In any case, Nakagawa has been a bad luck bear for the world's second-largest industrial economy. Japan's infallible cure for all economic problems for the past 60 years has focused on one thing -- endlessly rising exports to the United States. But since the Wall Street financial meltdown began in September, the U.S. market -- robust and apparently insatiable in its demand for Japanese consumer goods for so long -- has collapsed.
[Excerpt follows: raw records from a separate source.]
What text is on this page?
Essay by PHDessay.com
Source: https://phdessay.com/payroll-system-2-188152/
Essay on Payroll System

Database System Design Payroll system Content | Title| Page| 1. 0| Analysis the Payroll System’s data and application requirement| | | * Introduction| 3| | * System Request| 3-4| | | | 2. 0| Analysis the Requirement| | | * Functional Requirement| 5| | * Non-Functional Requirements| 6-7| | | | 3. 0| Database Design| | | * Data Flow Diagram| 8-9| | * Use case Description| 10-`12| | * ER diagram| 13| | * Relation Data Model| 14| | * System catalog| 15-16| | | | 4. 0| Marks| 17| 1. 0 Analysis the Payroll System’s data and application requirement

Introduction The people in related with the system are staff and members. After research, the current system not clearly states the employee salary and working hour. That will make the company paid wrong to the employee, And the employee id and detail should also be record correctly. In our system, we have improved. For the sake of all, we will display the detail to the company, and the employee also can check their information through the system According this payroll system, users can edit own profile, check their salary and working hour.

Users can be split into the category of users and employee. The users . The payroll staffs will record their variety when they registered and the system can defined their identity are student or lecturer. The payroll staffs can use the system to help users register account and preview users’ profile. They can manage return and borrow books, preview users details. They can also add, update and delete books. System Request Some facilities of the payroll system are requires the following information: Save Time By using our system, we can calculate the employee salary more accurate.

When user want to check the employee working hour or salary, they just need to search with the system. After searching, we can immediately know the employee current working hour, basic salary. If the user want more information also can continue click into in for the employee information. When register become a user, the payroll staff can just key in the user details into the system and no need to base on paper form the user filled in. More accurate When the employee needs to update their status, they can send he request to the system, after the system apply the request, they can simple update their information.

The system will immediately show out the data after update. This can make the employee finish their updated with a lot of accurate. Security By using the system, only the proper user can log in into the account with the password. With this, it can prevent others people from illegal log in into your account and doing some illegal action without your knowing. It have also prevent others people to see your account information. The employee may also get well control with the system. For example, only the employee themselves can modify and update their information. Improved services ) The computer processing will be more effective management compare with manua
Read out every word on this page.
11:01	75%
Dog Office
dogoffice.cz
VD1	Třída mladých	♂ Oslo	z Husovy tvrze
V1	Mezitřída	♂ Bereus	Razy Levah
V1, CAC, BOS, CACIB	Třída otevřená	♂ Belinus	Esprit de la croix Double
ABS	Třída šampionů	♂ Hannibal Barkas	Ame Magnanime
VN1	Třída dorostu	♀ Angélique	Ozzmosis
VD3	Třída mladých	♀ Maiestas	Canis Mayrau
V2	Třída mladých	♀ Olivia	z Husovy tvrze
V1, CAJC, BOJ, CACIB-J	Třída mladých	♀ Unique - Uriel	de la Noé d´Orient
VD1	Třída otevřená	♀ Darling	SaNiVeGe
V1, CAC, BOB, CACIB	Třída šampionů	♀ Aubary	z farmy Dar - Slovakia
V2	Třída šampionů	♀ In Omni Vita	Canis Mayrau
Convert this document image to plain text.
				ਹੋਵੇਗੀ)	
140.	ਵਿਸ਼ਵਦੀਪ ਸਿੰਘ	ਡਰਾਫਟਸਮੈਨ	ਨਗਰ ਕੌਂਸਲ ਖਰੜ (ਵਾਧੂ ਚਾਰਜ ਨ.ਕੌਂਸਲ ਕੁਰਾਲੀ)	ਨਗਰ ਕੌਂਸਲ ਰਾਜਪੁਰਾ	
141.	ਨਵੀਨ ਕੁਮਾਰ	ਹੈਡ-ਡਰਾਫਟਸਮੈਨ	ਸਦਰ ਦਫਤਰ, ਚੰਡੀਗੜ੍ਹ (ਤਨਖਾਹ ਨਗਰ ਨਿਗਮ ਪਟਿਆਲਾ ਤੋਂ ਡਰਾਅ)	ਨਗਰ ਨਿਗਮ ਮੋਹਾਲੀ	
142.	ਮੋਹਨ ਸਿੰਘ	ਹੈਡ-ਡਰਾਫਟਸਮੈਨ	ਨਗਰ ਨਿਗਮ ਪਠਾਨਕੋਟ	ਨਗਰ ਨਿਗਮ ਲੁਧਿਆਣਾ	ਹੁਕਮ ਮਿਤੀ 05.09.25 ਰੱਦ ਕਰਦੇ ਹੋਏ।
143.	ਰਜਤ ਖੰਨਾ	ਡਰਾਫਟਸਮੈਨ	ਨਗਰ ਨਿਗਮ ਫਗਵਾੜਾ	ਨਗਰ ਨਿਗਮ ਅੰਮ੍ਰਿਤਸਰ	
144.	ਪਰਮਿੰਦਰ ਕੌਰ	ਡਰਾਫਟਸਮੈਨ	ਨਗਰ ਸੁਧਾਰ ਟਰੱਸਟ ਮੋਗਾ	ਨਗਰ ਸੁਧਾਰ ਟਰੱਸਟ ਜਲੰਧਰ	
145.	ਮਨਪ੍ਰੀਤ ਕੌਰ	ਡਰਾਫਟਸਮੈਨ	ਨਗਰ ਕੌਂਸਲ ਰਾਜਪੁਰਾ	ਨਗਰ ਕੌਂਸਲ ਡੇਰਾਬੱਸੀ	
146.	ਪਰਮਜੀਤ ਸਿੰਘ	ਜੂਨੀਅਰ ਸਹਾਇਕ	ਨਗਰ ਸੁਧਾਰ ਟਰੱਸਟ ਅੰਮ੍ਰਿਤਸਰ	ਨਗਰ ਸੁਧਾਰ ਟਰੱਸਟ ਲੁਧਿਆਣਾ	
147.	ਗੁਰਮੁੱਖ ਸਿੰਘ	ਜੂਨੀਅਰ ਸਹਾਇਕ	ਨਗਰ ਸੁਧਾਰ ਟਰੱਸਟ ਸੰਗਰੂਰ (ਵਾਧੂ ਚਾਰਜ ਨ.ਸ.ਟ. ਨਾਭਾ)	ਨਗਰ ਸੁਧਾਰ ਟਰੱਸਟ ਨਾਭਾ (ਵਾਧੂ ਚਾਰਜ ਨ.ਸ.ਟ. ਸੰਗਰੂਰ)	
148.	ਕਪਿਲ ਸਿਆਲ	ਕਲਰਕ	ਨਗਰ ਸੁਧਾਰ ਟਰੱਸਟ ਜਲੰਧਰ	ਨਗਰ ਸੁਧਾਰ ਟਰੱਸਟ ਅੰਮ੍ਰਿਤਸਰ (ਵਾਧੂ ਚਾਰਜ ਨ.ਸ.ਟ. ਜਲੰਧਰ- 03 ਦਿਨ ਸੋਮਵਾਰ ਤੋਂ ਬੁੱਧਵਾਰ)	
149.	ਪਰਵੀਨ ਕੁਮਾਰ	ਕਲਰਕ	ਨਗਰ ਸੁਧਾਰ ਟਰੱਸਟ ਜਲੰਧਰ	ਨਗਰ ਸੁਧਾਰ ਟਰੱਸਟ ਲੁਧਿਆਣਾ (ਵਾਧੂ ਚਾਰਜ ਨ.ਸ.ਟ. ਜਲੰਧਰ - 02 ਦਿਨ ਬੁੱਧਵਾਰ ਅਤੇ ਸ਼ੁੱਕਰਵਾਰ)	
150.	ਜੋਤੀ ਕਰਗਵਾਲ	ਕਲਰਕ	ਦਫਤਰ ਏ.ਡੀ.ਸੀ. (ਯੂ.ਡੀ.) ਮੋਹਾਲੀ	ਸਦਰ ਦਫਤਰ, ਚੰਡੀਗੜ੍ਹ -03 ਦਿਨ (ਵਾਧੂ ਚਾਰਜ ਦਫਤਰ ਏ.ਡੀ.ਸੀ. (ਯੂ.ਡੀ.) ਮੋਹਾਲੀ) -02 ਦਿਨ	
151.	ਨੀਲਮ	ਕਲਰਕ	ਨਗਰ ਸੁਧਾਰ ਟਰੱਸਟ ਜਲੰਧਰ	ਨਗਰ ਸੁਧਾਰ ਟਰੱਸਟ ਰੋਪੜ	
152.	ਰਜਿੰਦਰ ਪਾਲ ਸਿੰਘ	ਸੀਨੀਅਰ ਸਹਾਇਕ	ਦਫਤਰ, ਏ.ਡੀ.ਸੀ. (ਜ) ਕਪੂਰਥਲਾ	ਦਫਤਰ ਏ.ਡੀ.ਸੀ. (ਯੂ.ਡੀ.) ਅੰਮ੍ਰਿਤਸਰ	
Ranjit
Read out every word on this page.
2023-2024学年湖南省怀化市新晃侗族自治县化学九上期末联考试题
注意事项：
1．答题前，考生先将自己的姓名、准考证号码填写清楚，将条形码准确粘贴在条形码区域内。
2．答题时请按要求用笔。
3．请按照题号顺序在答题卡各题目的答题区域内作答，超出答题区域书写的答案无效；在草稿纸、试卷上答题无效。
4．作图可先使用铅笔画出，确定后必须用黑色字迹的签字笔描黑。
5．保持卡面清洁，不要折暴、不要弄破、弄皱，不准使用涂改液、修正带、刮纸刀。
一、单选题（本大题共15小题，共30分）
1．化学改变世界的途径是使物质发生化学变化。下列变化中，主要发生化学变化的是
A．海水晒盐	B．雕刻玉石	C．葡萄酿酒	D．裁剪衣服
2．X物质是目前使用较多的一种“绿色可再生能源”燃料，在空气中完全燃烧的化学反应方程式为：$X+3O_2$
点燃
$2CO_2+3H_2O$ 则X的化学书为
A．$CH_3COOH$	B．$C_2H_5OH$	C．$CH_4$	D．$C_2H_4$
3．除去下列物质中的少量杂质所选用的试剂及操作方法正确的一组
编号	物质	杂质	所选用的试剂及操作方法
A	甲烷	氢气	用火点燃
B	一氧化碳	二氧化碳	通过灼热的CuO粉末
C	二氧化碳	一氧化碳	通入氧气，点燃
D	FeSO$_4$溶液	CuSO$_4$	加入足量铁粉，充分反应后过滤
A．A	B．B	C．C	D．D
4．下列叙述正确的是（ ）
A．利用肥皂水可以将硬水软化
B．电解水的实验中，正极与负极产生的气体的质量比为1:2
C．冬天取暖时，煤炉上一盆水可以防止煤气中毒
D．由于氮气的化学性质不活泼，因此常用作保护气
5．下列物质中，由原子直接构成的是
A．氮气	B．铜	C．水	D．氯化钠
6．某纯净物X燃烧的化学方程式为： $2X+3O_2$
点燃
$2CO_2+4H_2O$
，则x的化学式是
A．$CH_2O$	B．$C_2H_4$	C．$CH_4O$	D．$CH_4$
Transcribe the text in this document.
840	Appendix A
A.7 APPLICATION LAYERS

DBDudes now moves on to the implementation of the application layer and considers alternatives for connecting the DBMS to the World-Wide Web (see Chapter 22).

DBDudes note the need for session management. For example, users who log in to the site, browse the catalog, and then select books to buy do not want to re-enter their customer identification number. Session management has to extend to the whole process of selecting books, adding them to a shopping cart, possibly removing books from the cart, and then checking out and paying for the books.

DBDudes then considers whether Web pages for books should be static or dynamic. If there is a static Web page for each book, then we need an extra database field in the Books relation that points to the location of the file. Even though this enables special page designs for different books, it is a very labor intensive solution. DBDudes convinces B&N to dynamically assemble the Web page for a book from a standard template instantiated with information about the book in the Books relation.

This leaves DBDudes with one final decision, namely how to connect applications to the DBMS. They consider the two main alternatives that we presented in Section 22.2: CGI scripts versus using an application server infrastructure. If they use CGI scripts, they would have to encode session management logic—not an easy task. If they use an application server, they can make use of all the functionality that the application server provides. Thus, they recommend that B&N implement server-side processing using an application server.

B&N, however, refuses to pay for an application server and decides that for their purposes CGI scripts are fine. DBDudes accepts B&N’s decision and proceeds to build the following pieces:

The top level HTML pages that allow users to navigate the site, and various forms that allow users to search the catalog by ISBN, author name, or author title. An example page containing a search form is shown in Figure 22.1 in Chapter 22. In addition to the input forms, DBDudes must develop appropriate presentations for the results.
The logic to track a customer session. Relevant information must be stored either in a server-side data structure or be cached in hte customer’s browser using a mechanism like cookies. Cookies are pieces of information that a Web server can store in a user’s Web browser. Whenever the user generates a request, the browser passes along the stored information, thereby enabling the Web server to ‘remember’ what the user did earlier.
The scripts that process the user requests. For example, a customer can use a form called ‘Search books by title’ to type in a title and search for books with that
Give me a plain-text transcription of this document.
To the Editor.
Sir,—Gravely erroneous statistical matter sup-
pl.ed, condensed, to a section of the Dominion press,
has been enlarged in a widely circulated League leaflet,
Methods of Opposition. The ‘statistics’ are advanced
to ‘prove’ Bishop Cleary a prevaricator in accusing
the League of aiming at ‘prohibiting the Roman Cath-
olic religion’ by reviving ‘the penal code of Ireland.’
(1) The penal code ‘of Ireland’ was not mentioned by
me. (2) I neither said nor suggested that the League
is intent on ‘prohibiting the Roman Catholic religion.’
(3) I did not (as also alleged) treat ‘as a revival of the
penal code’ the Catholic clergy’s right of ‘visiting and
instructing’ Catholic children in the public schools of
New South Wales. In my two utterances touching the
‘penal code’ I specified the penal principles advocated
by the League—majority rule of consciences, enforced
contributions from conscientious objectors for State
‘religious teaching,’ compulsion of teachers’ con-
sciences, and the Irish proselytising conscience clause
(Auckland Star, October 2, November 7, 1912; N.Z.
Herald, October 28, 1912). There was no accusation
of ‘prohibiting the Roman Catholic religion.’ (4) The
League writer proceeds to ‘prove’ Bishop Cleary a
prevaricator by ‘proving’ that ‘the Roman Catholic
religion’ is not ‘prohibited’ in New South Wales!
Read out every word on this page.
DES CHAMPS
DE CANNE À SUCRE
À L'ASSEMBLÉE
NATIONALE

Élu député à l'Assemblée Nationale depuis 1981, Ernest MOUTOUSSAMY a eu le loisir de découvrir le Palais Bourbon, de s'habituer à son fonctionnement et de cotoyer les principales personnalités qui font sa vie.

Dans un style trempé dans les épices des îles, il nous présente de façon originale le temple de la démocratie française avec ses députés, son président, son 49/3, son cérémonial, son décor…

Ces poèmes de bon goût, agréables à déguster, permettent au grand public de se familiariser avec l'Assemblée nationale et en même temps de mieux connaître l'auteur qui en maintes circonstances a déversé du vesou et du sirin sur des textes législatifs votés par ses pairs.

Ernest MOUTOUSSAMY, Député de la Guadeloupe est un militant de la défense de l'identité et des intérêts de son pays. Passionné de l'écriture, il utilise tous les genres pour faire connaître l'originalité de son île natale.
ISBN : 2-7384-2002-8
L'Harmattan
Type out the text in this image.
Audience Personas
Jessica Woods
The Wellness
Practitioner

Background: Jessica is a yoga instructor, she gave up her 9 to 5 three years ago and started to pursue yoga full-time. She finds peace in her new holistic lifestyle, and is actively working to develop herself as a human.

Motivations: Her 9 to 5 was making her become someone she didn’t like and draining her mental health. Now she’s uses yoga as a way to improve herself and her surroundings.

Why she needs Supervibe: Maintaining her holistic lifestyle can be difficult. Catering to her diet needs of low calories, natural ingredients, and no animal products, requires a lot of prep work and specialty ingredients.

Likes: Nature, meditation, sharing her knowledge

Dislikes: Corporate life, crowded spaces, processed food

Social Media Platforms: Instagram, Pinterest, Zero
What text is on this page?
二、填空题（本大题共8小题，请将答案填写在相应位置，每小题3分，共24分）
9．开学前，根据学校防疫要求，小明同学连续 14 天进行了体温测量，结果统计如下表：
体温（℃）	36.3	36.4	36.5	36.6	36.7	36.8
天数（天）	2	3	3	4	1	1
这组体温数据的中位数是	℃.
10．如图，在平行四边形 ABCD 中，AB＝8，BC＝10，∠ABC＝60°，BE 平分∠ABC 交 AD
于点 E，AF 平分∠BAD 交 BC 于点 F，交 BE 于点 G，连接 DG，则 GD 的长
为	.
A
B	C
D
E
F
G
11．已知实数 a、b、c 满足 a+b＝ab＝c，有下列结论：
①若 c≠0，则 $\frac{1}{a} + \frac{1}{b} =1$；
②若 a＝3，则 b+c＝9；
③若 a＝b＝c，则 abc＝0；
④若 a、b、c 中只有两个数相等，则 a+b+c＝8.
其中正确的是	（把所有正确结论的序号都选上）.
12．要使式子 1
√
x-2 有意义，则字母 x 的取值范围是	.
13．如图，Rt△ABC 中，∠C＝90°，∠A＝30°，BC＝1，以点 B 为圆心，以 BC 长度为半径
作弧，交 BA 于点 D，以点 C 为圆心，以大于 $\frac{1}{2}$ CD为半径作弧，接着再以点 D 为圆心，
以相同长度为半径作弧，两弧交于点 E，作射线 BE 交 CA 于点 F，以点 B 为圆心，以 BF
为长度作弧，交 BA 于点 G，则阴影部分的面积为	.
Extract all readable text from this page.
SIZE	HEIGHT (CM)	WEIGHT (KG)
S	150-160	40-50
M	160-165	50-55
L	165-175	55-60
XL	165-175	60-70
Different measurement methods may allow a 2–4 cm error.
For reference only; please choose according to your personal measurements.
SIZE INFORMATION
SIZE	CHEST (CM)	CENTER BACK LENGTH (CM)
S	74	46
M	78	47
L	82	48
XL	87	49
The growing global economic crisis, in fact, has hit Japan far harder than it has the United States or Western Europe. In the last quarter of 2008, Japan's gross domestic product shrank by a whopping 12.7 percent -- a far worse decline than in any other major industrialized nation. The Nikkei 225 average fell 1.4 percent on Monday alone: It has now plummeted 14 percent since the beginning of the year.
Nakagawa has tried to combat the crisis, albeit in conventional ways. Like Obama in the United States and Prime Minister Gordon Brown in Britain, he is seeking to pump liquidity and demand back into the economy, even though this approach has not worked anywhere else. But at least Obama and Brown were able to get their stimulus packages passed by their respective parliaments. Aso and Nakagawa could not even manage that. Their $108 billion rescue package was blocked in the Japanese Parliament.
Aso was forced to replace Nakagawa with Economic and Fiscal Policy Minister Kaoru Yosano. At age 70, Yosano is two years older than Aso and 15 years older than the young-looking but hapless and far from dynamic Nakagawa. He looks to be the chosen candidate of the "gray old men" in the ruling Liberal Democratic Party to replace Aso, whose approval ratings are now crawling below 10 percent, according to a Nippon Television poll released last week. That makes Aso even more unpopular than Israel's long-derided and lame duck Prime Minister Ehud Olmert.
Yosano has shown no sign of any more dynamism or originality of thought in combating the crisis than either Aso or Nakagawa, and he is anything but a fresh face. His rise appears to be a last desperate expedient by the LDP "gray men" to stave off a sweeping electoral defeat that could only benefit Ichiro Ozawa, leader of the opposition Democratic Party. Clinton is giving Ozawa a boost by meeting with him on her visit, even though she has infuriated Aso by doing so.
Ozawa therefore looks to be the real winner in Japanese politics from Clinton's visit, even though he is far more likely to take policy stands that the U.S. government won't like than the cautious, tradition-bound Aso and Yosano.
An element of bad luck, twisted fate, therefore hangs over Clinton's visit to Tokyo. She sought to show Washington's appreciation of Aso and to boost his standing, but instead he lost his finance minister and was forced to replace him with a bitter rival while she was in town. And the opposition figure she is reaching out to is likely to prove far more resistant to U.S. desires than Aso and his predecessors have been.
It remains to be seen if Clinton will do any better in Beijing.